Ya cómplices por el diálogo añade: “Hay un hecho muy impresionante: el día que yo me gradué, mi padre fue operado de la enfermedad que lo terminaría de matar. Corrí desde el Patio de Derecho, en la Casona, al jirón Quilca y de allí directo a Wilson hasta la Clínica Internacional, donde estaba internado. Al enseñarle el diploma le dije: ‘¡Mira papá, hay un hijo que sí te da gusto!’”.
La emoción lo derrite, pero de inmediato prefiere hablar de los colegios por donde pasó: “La primaria fue en el Inmaculado Corazón, en la avenida Angamos, y de allí pasé a terminarla con los curas del Santa María; después la secundaria fue en un colegio inglés, el San Pablo en Chosica”.
Los hermanos
Entonces aprovecho para quitarme una duda: “¿Al colegio Santa María entró junto con sus hermanos, con Eduardo, por ejemplo?”. Su respuesta me cae como un rayo: “No, porque mi hermano Eduardo ya había abandonado el colegio y mi hermano mayor, Francisco, era un chico con retardo mental, que fue educado en colegios especiales en Estados Unidos”.
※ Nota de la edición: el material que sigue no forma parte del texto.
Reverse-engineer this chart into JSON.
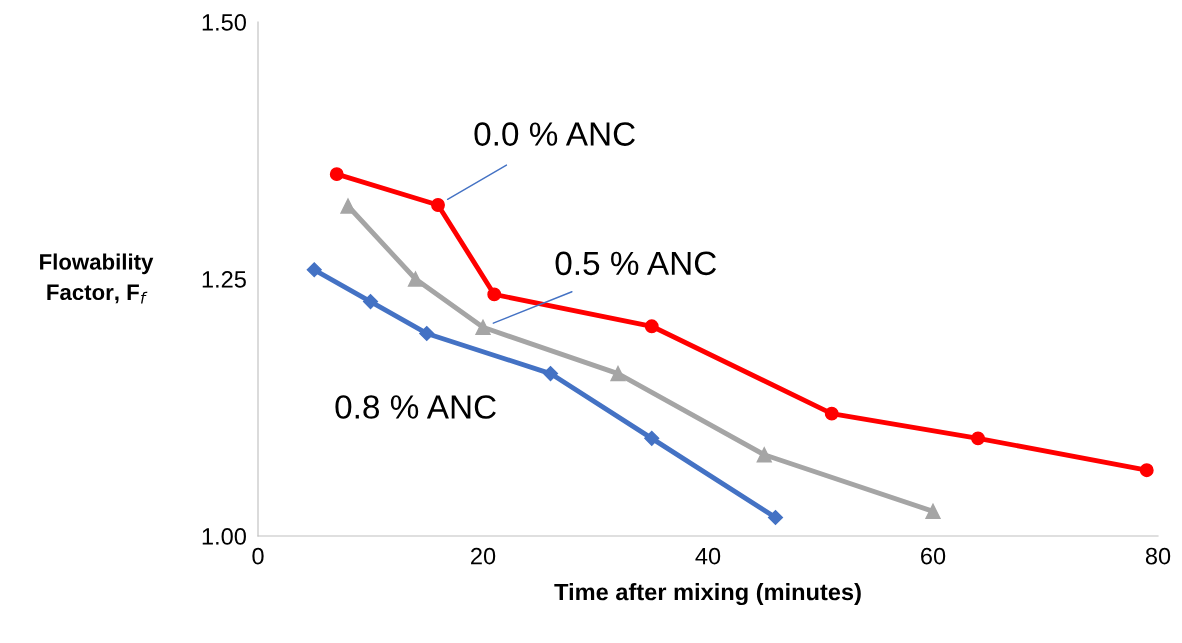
{
  "chart_data": {
    "type": "line",
    "xlabel": "Time after mixing (minutes)",
    "ylabel": "Flowability\nFactor, F$_{f}$",
    "xlim": [
      0,
      80
    ],
    "xticks": [
      0,
      20,
      40,
      60,
      80
    ],
    "ylim": [
      1.0,
      1.5
    ],
    "yticks": [
      {
        "value": 1.0,
        "label": "1.00"
      },
      {
        "value": 1.25,
        "label": "1.25"
      },
      {
        "value": 1.5,
        "label": "1.50"
      }
    ],
    "grid": false,
    "legend": false,
    "series": [
      {
        "name": "0.0 % ANC",
        "color": "#ff0000",
        "marker": "circle",
        "x": [
          7,
          16,
          21,
          35,
          51,
          64,
          79
        ],
        "values": [
          1.352,
          1.322,
          1.235,
          1.204,
          1.119,
          1.095,
          1.064
        ]
      },
      {
        "name": "0.5 % ANC",
        "color": "#a5a5a5",
        "marker": "triangle",
        "x": [
          8,
          14,
          20,
          32,
          45,
          60
        ],
        "values": [
          1.321,
          1.25,
          1.203,
          1.158,
          1.079,
          1.024
        ]
      },
      {
        "name": "0.8 % ANC",
        "color": "#4472c4",
        "marker": "diamond",
        "x": [
          5,
          10,
          15,
          26,
          35,
          46
        ],
        "values": [
          1.259,
          1.228,
          1.197,
          1.158,
          1.095,
          1.018
        ]
      }
    ]
  }
}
Francisco, su hermano mayor… Bryce rememora, en la calidez de su departamento, esa ausencia fraternal: “Fue una tragedia para mis padres, era el primogénito, en el que habían puesto sus esperanzas. Pero resultó totalmente discapacitado y epiléptico; sin embargo, con grandes habilidades manuales, hacía cerámica y pintura. La crueldad de la vida es que cuando tuvo un taller, un día amaneció ciego. Después se descubrió, al hacerle unas radiografías, que tenía múltiples fracturas, pero no sentía dolor ni se quejaba”, y calla mientras se apoltrona en su sofá crema.
Un silencio imperturbable se apodera de la sala. Rolly Reyna, el fotógrafo, se convierte en una estatua con la cámara quieta, hasta que el escritor retoma la palabra.
“Para ser un chico tan discapacitado fue toda una sorpresa que llegara a vivir hasta los 70 años, cuando la mayoría muere joven. Vivió acá en Lima junto con mi madre, ella fue quien lo educó, mucho mejor que en esos colegios donde se gastaba un dineral”.
Casi no me quedan ganas de preguntar más, pero el propio Bryce hace un giro en la conversa y recuerda a su otro hermano, Eduardo, aquel que amaba la música criolla y disfrutaba galantear a las mujeres más bellas de Lima. “Eduardo fue el rebelde sin causa y tenía gran éxito con las chicas. Era todo un don Juan, y era graciosísimo, y cantaba lindo y bailaba estupendo, y también era un hombre lleno de amigos y un gran vago”.
A Bryce no le avergüenza decir que su hermano Eduardo no acabó el primer año de media, que solo completó la primaria; quizás porque intuye que la vida es una sola, y que si no hacemos lo que nos plazca, algún día, el último, lo vamos a lamentar.